In den vergangenen Jahren waren das Cheb-Becken (Eger-Becken) im äußersten Nordwesten Tschechiens und das in Deutschland angrenzende Vogtland Schauplatz mehrerer größerer Erdbebenschwärme. Ereignisse, wie sie dort seit dem Mittelalter immer wieder beobachtet worden sind. Zuletzt erschütterten in Mai und Juni 2018 mehrere hundert Erdbeben das deutsch-tschechische Grenzgebiet, verursachten aber nur geringfügige Gebäudeschäden.
Während die Erdbebenschwärme als indirekte Folge magmatischer Aktivität in der Erdkruste gelten, zeigen jüngste Forschungen, dass das Cheb-Becken in den vergangenen 3000 Jahren auch von starker tektonischer Aktivität geprägt wurde.

Forscher der Akademie der Wissenschaften der Tschechischen Republik, der Universität Prag und der Universität Cincinnati (USA) fanden Hinweise auf mindestens zwei schwere Erdbeben in dieser Zeit, die noch an der Oberfläche zu einem sichtbaren Versatz der Bodenschichten („surface rupture“) führten. Das letzte habe sich erst vor rund 1000 Jahren ereignet und sei damit das jüngste bekannte Erdbeben dieser Art in Mitteleuropa.

So wie der Großteil der jüngeren Erdbebenschwärme im Vogtland gingen auch die datierten Erdbeben auf die Mariánské Lázně Störungszone zurück, welche von einer markanten Topographie geprägt in etwa Nord-Süd-Richtung vom deutschen Markneukirchen bis nach Marienbad verläuft.
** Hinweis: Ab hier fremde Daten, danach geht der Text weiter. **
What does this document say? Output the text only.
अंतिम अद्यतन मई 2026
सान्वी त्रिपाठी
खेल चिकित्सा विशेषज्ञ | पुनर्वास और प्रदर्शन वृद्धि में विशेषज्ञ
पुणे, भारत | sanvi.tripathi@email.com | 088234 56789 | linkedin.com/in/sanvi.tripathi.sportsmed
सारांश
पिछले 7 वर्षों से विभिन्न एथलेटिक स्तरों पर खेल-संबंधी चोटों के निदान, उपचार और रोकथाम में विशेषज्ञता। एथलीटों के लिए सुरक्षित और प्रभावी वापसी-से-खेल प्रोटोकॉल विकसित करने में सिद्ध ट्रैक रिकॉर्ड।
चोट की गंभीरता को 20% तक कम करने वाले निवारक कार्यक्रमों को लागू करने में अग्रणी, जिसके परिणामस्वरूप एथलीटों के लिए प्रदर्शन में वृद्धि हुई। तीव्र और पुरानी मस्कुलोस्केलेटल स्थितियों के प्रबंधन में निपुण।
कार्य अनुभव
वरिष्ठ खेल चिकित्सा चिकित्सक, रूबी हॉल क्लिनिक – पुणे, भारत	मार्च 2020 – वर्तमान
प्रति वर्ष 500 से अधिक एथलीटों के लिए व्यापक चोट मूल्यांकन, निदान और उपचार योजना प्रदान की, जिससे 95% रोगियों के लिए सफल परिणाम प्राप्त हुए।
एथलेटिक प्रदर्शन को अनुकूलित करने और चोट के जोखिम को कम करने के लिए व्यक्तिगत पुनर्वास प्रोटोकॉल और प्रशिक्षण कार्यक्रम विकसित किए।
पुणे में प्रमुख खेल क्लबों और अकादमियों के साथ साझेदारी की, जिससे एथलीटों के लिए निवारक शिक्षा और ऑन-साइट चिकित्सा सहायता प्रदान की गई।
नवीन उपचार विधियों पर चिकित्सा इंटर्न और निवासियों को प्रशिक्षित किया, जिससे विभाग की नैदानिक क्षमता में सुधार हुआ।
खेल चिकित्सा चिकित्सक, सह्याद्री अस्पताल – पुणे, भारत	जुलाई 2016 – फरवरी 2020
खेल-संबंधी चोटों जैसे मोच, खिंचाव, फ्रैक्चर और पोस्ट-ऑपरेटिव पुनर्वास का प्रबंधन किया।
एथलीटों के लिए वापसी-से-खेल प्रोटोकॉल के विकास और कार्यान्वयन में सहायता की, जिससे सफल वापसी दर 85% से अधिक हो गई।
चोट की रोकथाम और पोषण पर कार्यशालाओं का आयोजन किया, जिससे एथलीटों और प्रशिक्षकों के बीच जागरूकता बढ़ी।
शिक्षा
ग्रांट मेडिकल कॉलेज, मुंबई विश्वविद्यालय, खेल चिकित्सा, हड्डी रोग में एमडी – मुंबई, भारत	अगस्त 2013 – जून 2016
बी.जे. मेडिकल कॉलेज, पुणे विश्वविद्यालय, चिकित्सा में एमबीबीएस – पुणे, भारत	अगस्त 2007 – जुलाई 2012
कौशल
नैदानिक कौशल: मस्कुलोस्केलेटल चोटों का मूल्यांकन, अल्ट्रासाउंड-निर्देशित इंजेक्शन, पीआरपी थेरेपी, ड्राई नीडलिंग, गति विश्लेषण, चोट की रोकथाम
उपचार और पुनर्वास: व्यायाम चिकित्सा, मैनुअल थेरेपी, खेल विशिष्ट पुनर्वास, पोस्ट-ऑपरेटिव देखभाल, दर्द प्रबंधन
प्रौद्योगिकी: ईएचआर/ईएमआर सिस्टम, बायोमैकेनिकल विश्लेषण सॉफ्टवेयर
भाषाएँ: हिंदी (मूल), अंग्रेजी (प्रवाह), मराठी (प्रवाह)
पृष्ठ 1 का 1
Sie ist Teil der größeren Regensburg-Leipzig-Störungszone, die an mehreren Abschnitten in neuerer Zeit Aktivität zeigte.
Quer zum Verlauf der Mariánské Lázně Störung hob das Forscherteam um Geologin Dr. Petra Štěpančíková nahe des Ortes Frauenreuth, etwa 7 Kilometer südlich des diesjährigen Erdbebenschwarms, einen 100 Meter langen Graben aus, um die Sedimentablagerungen zu untersuchen. Zudem wurde mit geophysikalischen Methoden der elektrische Widerstand des Untergrunds untersucht, um tiefer liegende Sediment- und Gesteinsschichten zu identifizieren und lokalisieren, um den weiteren Verlauf der Störung im Untergrund zu ermitteln.
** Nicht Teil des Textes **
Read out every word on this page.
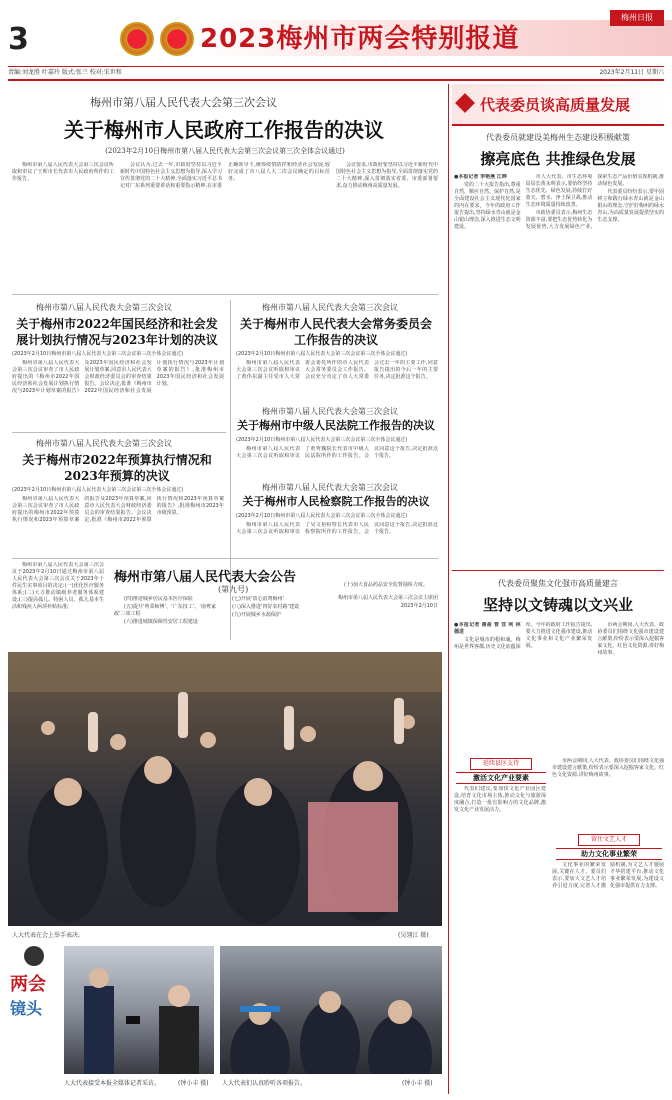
3	2023梅州市两会特别报道
梅州日报
责编:刘龙胜 叶嘉玲 版式:张兰 校对:宋世和	2023年2月11日 星期六
梅州市第八届人民代表大会第三次会议
关于梅州市人民政府工作报告的决议
(2023年2月10日梅州市第八届人民代表大会第三次会议第三次全体会议通过)

梅州市第八届人民代表大会第三次会议听取和审议了王晖市长代表市人民政府所作的工作报告。

会议认为,过去一年,市政府坚持以习近平新时代中国特色社会主义思想为指导,深入学习宣传贯彻党的二十大精神,全面落实习近平总书记对广东系列重要讲话和重要指示精神,在市委正确领导下,统筹疫情防控和经济社会发展,较好完成了市八届人大二次会议确定的目标任务。

会议要求,市政府要坚持以习近平新时代中国特色社会主义思想为指导,全面贯彻落实党的二十大精神,深入贯彻落实省委、市委部署要求,奋力推动梅州高质量发展。

梅州市第八届人民代表大会第三次会议
关于梅州市2022年国民经济和社会发展计划执行情况与2023年计划的决议
(2023年2月10日梅州市第八届人民代表大会第三次会议第三次全体会议通过)

梅州市第八届人民代表大会第三次会议审查了市人民政府提出的《梅州市2022年国民经济和社会发展计划执行情况与2023年计划草案的报告》及2023年国民经济和社会发展计划草案,同意市人民代表大会财政经济委员会的审查结果报告。会议决定,批准《梅州市2022年国民经济和社会发展计划执行情况与2023年计划草案的报告》,批准梅州市2023年国民经济和社会发展计划。

梅州市第八届人民代表大会第三次会议
关于梅州市人民代表大会常务委员会工作报告的决议
(2023年2月10日梅州市第八届人民代表大会第三次会议第三次全体会议通过)

梅州市第八届人民代表大会第三次会议听取和审议了黄伟东副主任受市人大常委会委托所作的市人民代表大会常务委员会工作报告。会议充分肯定了市人大常委会过去一年的主要工作,同意报告提出的今后一年的主要任务,决定批准这个报告。

梅州市第八届人民代表大会第三次会议
关于梅州市中级人民法院工作报告的决议
(2023年2月10日梅州市第八届人民代表大会第三次会议第三次全体会议通过)

梅州市第八届人民代表大会第三次会议听取和审议了黄秀魏院长代表市中级人民法院所作的工作报告。会议同意这个报告,决定批准这个报告。

梅州市第八届人民代表大会第三次会议
关于梅州市2022年预算执行情况和2023年预算的决议
(2023年2月10日梅州市第八届人民代表大会第三次会议第三次全体会议通过)

梅州市第八届人民代表大会第三次会议审查了市人民政府提出的梅州市2022年预算执行情况和2023年预算草案的报告及2023年预算草案,同意市人民代表大会财政经济委员会的审查结果报告。会议决定,批准《梅州市2022年预算执行情况和2023年预算草案的报告》,批准梅州市2023年市级预算。

梅州市第八届人民代表大会第三次会议
关于梅州市人民检察院工作报告的决议
(2023年2月10日梅州市第八届人民代表大会第三次会议第三次全体会议通过)

梅州市第八届人民代表大会第三次会议听取和审议了吴文裕检察长代表市人民检察院所作的工作报告。会议同意这个报告,决定批准这个报告。

梅州市第八届人民代表大会第三次会议于2023年2月10日通过梅州市第八届人民代表大会第三次会议关于2023年十件民生实事项目的决定:(一)优化医疗服务体系;(二)大力推动镇级养老服务体系建设;(三)提高孤儿、特困人员、孤儿基本生活和残疾人两项补贴标准;

梅州市第八届人民代表大会公告
(第九号)

(四)推进城乡居民基本医疗保险

(五)提升‘粤菜师傅’、‘广东技工’、‘南粤家政’三项工程

(六)推进城镇保障性安居工程建设

(七)开展‘放心消费梅州’

(八)深入推进‘四好农村路’建设

(九)开展城乡水源保护

(十)加大食品药品安全监督抽检力度。

梅州市第八届人民代表大会第三次会议主席团

2023年2月10日

人大代表在会上举手表决。	(吴翎江 摄)
两会
镜头
人大代表接受本报全媒体记者采访。	(钟小丰 摄) 人大代表们认真聆听各项报告。	(钟小丰 摄)
代表委员谈高质量发展
代表委员就建设美梅州生态建设积极献策
擦亮底色 共推绿色发展

●本报记者 李艳燕 江晔

党的二十大报告指出,尊重自然、顺应自然、保护自然,是全面建设社会主义现代化国家的内在要求。今年的政府工作报告提出,坚持绿水青山就是金山银山理念,深入推进生态文明建设。

市人大代表、市生态环境局局长黄永明表示,要始终坚持生态优先、绿色发展,持续打好蓝天、碧水、净土保卫战,推动生态环境质量持续改善。

市政协委员表示,梅州生态资源丰富,要把生态优势转化为发展优势,大力发展绿色产业,探索生态产品价值实现机制,推动绿色发展。

代表委员纷纷表示,要牢固树立和践行绿水青山就是金山银山的理念,守护好梅州的绿水青山,为高质量发展提供坚实的生态支撑。

代表委员聚焦文化强市高质量建言
坚持以文铸魂以文兴业

●本报记者 谢盈 曾 宜 利 林德进

文化是城市的根和魂。梅州是世界客都,历史文化底蕴深厚。今年的政府工作报告提出,要大力推进文化强市建设,推动文化事业和文化产业繁荣发展。

市两会期间,人大代表、政协委员们围绕文化强市建设建言献策,纷纷表示要深入挖掘客家文化、红色文化资源,讲好梅州故事。

延续县区支持
激活文化产业要素

代表们建议,要加快文化产业园区建设,培育文化市场主体,推动文化与旅游深度融合,打造一批有影响力的文化品牌,激发文化产业发展活力。

市两会期间,人大代表、政协委员们围绕文化强市建设建言献策,纷纷表示要深入挖掘客家文化、红色文化资源,讲好梅州故事。

留住文艺人才
助力文化事业繁荣

文化事业的繁荣发展,关键在人才。委员们表示,要加大文艺人才培养引进力度,完善人才激励机制,为文艺人才施展才华搭建平台,推动文化事业繁荣发展,为建设文化强市提供有力支撑。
Deutliche Spuren von insgesamt sieben vergangenen schweren Erdbeben über Magnitude 6 konnten so identifiziert werden. Während fünf der Beben im Pleistozän (vor 12.000 – 2,5 Mio. Jahren) oder früher aufgetreten sind, fanden die letzten beiden in historischer Zeit statt und gehören damit zu den jüngsten Erdbeben dieser Stärke in Mitteleuropa.
Für Ereignis 2 konnte demnach ein Alter von 3152 bis 2210 Jahren ermittelt werden. Bei diesem Erdbeben wurden Gestein und Sedimente um rund 30 Zentimeter versetzt. Bei einer geschätzten Störungslänge von 11 Kilometern, wobei Novy Kostel (Neukirchen), bzw. das in den letzten Jahrzehnten aktive Schwarmbebengebiet am nördlichen Ende liegt, ergibt sich so eine minimale Magnitude (Mw) von 6.4 bis 6.6.
Das jüngste Erdbeben, Ereignis 1, ereignete sich zwischen 792 und 1020 (nach Christus), was sich mit dem Zeitraum historischer Aufzeichnungen überschneidet. Dieses Beben erreichte bei einem Versatz von maximal 29 Zentimetern mindestens Magnitude 6.1 bis 6.5.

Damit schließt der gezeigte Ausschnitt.